The ultra-modern robotic parking garage at a luxury Brickell condo has gone from slow to shut down.
A spat between the developer of Brickell House and the garage’s operator has left residents parking their cars at a nearby office tower and asking the condo’s management to reimburse them.
Workers at 46-story Brickell House, located at 1300 Brickell Bay Dr., said the garage had been shut down since Tuesday night. They didn’t know when it would reopen.
This is not the time to panic, sell your unit, or move out
Brickell House management
Tempers among residents are running high. Many told the Miami Herald in May that they had to wait half an hour for their cars even though developer Harvey Hernandez promised the cutting-edge system would deliver their rides in less than 10 minutes.
“We ask that everyone remain calm,” the building’s management wrote Thursday to Brickell House’s 374 unit owners in an email obtained by the Herald. “This is not the time to panic, sell your unit, or move out. This is a time for patience.”
The garage’s operator, New Jersey-based Boomerang, voluntarily declared Chapter 11 bankruptcy in August.
Boomerang said in court papers that one of its lenders, a company called Parking Source that is controlled by Hernandez, had stopped funding its operations. Boomerang is seeking at least $25 million in damages against Parking Source, and alleges that the company is trying to steal its employees and ruin its business.

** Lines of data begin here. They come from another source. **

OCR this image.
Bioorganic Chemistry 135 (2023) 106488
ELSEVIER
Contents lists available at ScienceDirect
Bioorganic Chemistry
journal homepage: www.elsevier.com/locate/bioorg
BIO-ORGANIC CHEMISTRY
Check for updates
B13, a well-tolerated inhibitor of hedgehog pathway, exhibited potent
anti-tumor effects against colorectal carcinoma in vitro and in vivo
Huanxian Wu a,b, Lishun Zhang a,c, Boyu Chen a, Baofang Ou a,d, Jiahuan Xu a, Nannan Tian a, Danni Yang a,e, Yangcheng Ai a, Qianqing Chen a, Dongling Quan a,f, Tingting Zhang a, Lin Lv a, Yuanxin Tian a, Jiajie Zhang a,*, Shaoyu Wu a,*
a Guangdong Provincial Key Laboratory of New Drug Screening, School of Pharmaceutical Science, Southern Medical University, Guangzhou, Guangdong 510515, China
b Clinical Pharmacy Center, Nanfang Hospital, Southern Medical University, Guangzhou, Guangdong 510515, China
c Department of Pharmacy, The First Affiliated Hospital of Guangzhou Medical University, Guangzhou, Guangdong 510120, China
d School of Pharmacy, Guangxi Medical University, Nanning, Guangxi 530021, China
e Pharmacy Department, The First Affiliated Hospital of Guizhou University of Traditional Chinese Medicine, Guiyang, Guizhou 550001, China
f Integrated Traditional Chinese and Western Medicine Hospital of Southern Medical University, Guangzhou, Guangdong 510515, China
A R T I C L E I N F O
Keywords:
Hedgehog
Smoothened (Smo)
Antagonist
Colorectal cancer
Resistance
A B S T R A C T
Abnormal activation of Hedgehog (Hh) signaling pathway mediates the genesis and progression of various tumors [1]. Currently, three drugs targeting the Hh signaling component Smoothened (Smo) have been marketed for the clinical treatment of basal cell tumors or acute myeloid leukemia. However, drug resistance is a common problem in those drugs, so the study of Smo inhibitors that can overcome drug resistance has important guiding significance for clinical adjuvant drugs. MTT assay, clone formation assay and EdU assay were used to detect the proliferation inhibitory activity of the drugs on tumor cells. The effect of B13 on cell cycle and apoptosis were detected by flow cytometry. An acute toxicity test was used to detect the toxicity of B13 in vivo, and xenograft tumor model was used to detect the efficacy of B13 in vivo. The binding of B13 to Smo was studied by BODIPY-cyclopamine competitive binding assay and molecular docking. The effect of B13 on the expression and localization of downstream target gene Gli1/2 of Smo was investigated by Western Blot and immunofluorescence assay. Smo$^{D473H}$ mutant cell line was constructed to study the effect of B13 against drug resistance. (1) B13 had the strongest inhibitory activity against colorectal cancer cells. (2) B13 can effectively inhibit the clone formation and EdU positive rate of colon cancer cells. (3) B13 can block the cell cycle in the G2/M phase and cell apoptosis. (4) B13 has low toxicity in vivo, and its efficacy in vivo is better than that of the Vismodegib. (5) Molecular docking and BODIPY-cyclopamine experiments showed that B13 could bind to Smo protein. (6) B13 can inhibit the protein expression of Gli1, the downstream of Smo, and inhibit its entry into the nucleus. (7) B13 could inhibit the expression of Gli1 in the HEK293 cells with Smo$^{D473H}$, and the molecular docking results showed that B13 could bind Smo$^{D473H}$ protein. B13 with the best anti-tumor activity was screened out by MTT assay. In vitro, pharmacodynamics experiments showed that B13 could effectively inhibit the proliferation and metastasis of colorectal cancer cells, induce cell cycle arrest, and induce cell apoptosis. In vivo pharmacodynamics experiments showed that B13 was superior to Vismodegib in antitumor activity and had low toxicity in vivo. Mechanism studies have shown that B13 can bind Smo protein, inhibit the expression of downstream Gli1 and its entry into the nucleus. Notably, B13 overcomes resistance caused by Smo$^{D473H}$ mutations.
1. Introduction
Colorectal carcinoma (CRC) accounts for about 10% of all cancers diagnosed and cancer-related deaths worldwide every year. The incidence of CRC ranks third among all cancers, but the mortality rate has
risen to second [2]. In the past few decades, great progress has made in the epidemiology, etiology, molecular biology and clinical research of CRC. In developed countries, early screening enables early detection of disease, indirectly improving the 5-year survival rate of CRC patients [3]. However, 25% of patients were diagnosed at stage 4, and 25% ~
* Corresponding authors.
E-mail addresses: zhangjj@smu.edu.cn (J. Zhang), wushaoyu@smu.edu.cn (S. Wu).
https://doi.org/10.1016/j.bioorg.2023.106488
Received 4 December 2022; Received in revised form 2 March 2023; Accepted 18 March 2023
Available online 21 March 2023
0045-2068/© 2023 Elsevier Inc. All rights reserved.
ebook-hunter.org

The messy financial relationship between Hernandez and Boomerang has left Brickell House residents in the lurch.
In November, according to the email from Brickell House management, Boomerang suddenly demanded an extra $100,000 “without any supporting documentation,” in addition to its monthly $50,000 fee.

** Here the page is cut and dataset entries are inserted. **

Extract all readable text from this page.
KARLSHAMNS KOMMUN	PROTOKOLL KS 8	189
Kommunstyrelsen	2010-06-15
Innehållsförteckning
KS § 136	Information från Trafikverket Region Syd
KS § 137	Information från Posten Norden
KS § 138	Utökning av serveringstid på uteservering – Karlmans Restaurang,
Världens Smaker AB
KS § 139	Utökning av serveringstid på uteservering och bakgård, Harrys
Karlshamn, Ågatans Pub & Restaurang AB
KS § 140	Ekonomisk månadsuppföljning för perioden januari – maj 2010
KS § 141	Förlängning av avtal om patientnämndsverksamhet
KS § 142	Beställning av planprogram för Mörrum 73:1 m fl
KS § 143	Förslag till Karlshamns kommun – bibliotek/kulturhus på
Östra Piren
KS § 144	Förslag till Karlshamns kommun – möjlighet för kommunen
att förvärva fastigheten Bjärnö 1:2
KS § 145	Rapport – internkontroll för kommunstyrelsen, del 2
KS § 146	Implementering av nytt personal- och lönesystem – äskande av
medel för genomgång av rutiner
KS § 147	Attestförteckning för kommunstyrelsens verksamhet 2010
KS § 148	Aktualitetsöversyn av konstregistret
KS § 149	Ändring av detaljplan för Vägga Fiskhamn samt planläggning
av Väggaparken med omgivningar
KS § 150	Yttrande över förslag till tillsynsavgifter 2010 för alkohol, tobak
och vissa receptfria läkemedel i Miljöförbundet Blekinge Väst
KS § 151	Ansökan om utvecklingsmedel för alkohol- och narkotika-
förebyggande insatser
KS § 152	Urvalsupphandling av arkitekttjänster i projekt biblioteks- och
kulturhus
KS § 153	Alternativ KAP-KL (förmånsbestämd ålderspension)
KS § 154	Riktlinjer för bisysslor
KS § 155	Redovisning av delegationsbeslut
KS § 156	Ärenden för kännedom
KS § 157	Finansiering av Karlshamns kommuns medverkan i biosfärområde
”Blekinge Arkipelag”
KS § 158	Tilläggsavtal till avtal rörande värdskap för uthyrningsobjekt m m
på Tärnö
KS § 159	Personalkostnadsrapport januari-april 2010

Without the payment, the email said, “Boomerang would shut down the operations of the parking garage.”
$456,000 Average cost of a unit at Brickell House
Hernandez, the developer, didn’t return a call requesting comment Friday afternoon. Neither did James Gelly, Boomerang’s CEO.
Units at the luxury tower, which was completed late last year, sell for an average of $456,000, according to CraneSpotters.com. For now, in-house parking isn’t included.
“It’s ridiculous,” said Beatriz Guerrero, a marketing executive who’s lived in the building since March. “We can’t park. What are we supposed to do?”